The scientific method

This is actually a very broad topic, but the 4 steps that we all learned in 5th grade science class are described by the Hypothetico-Deductive Model:

  1. Gather data ( observations about something that is unknown, unexplained, or new )
  2. Hypothesize an explanation for those observations.
  3. Deduce a consequence of that explanation (a prediction). Formulate an experiment to see if the predicted consequence is observed.
  4. Wait for corroboration. If there is corroboration, go to step 3. If not, the hypothesis is falsified. Go to step 2.
Let's walk through this process for our class shortage problem, which is a pretty common type of problem for MMO designers.

1. Gather Data

Is there actually a tank shortage? Everyone at your company seems to think there is, and there's a lot of wailing and gnashing on the message board from players, but it never hurts to actually check the data.

Every development team should be able to get access to statistics related to how players are playing and what they're doing. Engineering and Operations should be able to help you out with this.

Say you have 5 classes. Are 1/5 of your players playing tanks? You'll need to define some rules for how this can be evaluated. You can't just check how many tank-class characters have been created. Maybe they're not used. In fact, the ratio between actively used tanks and abandoned tanks may be useful info to you.

If more than one class can tank, or if there is a class that can choose through spec to either be a tank or not be a tank, you'll need to find a way to evaluate that as well.

Eventually, you'll have a clear definition of what it means to be playing a tank, and how many poeple are doing it, in relation to how many people you'd like to be doing it. If the ratio doesn't match your intentions, then you do in fact have a problem.

If the numbers match up to your intentions, but people still complain, it may be possible that you need to redefine your problem. This is why spending time defining problems and gathering data is so important.

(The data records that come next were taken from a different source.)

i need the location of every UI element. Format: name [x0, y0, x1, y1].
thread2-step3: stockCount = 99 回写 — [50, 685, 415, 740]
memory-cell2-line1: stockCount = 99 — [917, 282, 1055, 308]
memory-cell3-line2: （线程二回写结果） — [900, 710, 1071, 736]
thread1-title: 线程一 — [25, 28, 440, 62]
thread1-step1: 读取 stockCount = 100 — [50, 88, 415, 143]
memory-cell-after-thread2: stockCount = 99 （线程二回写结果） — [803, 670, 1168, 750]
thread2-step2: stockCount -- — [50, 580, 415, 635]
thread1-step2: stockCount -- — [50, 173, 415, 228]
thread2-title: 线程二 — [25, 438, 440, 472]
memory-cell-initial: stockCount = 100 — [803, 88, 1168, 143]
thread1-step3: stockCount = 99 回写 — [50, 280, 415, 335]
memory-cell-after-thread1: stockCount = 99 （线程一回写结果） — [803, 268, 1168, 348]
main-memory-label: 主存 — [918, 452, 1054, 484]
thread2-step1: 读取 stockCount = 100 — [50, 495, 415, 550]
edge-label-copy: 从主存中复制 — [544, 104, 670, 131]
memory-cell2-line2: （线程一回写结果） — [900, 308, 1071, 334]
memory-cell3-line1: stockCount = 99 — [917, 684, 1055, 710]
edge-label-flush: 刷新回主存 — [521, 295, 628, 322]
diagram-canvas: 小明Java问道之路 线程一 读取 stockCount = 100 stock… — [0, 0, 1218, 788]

Your intentions could be wrong. If there are 10 classes in the game, and only 1 of them can tank, and each team of 5 requires 1 tank, you won't have enough. Or perhaps it turns out that players find it necessary to bring 2 tanks to every fight. These are other flavors of the problem that you should also consider: maybe you need to add more tanking classes to the game. Maybe you need to change your instances so that 2 tanks aren't considered necessary. Keep digging through data until you identify a problem that sticks and your team agrees is worth solving.

2. Hypothesize

Assuming we decide there actually is a tank shortage, it's time for us to brainstorm reasons this shortage may be the case.

  • Tanks don't have enough interesting things to do in a fight, and are boring.
  • Tanks have too many difficult things to do in a fight, and are too high pressure.
  • Tanks aren't easy to level up with, because they deal too little damage.
  • Tanks aren't effective in pvp, because abilities like taunt don't affect enemy players.
Rank these hypotheses in order of likelihood. If your game emphasizes pvp a lot, the pvp cause may be a likely solution. If your game has a lot of solo content, it may be that leveling isn't fun for tanks.

Decide which problem to try fixing first. At this point, you'll need to back through the first few steps again, and agree exactly what the problem is, as well as determine some way to gather data on these sub problems, leading back to this step, developing hypotheses.

For example, tanks may be boring. If we can agree that may be true, we can gather data on this problem. How do we do this? Let's monitor some expert players and some unskilled players fighting through an instance, and gather data.

  • How many times does the tank switch targets compared to other classes?
  • How many times a minute does the tank use powers compared to other classes?
  • How many different powers does the tank end up using per minute?
  • How much chatting do tanks do while tanking, as opposed to other classes?
  • Etc.
Keep discussing more and more specific problems, until you feel you've arrived at something you can actually experiment with solving, e.g. "Tanks are required to use too few powers in most fights, and are boring."

3. Predict/Experiment

Make a prediction as to how to solve the problem: "Adding some more tanking powers to the tank class will make them less boring, and thus more desirable to play."

Develop an experiment to see if this is true. For our purposes this can be as simple as adding some new powers to the tank on one server, and seeing if usage rates improve on that test server.

It is important to follow some rules of good experimental design though: Make sure there is a control group of tanks with the old abilities, and that there is only one variable changing at a time. You can't test this change the same week you make overhauls to a bunch of other classes, and then draw useful conclusions about the fact that more people seem to be playing tanks. Solve one problem at a time.

4. Corroborate

If people seem to think playing a tank is much more fun with more abilities, the experiment has succeeded, but we still need to figure out if we solved the real problem, or if we solved the problem under all conditions.
We can add those powers to tanks, and wait to see some new data come in for tank usage. We may have solved the problem, but don't forget that we initially had a list of 4 problems:
  • Tanks don't have enough interesting things to do in a fight, and are boring.
  • Tanks have too many difficult things to do in a fight, and are too high pressure.
  • Tanks aren't easy to level up with, because they deal too little damage.
  • Tanks aren't effective in pvp, because abilities like taunt don't affect enemy players.
We may now see that people start playing tanks once they've leveled up, but that they are still very unpopular for pvp and leveling. Maybe there is a 5th problem that we haven't identified yet. Or maybe new players have started playing tanks more, but existing players may still need to be educated on the new changes before their behavior changes.

Of course, you may always end up solving a problem too well, and have to tune it back down a little bit. Nerfing overplayed classes or buffing unpopular classes is continuous process in games. No matter what you do, some players will always deny the problem was solved, say the problem was solved too well, or claim that the problem never existed in the first place (and often all 3 opinions will be present in a single forum thread).

Just don't even consider any problem solved to the point that you have to stop paying attention to it. This this process can help you refine the game further and further over time to match your goals, or even change to match new goals.


Tesh said...

Huh. I missed this one earlier. As an avowed fan of polymath thinking, I applaud the notion of being more intellectually rigorous in design. Nice article!

Mike Darga said...

Thanks, I like this one too. There is a fair amount of old stuff that may be just practice, but from time to time maybe i'll dig up or rewrite something older that I know nobody ever saw.

I intend this blog to be the kind that is friendly to digging around in, but I think most people don't ever have time to do that sort of thing.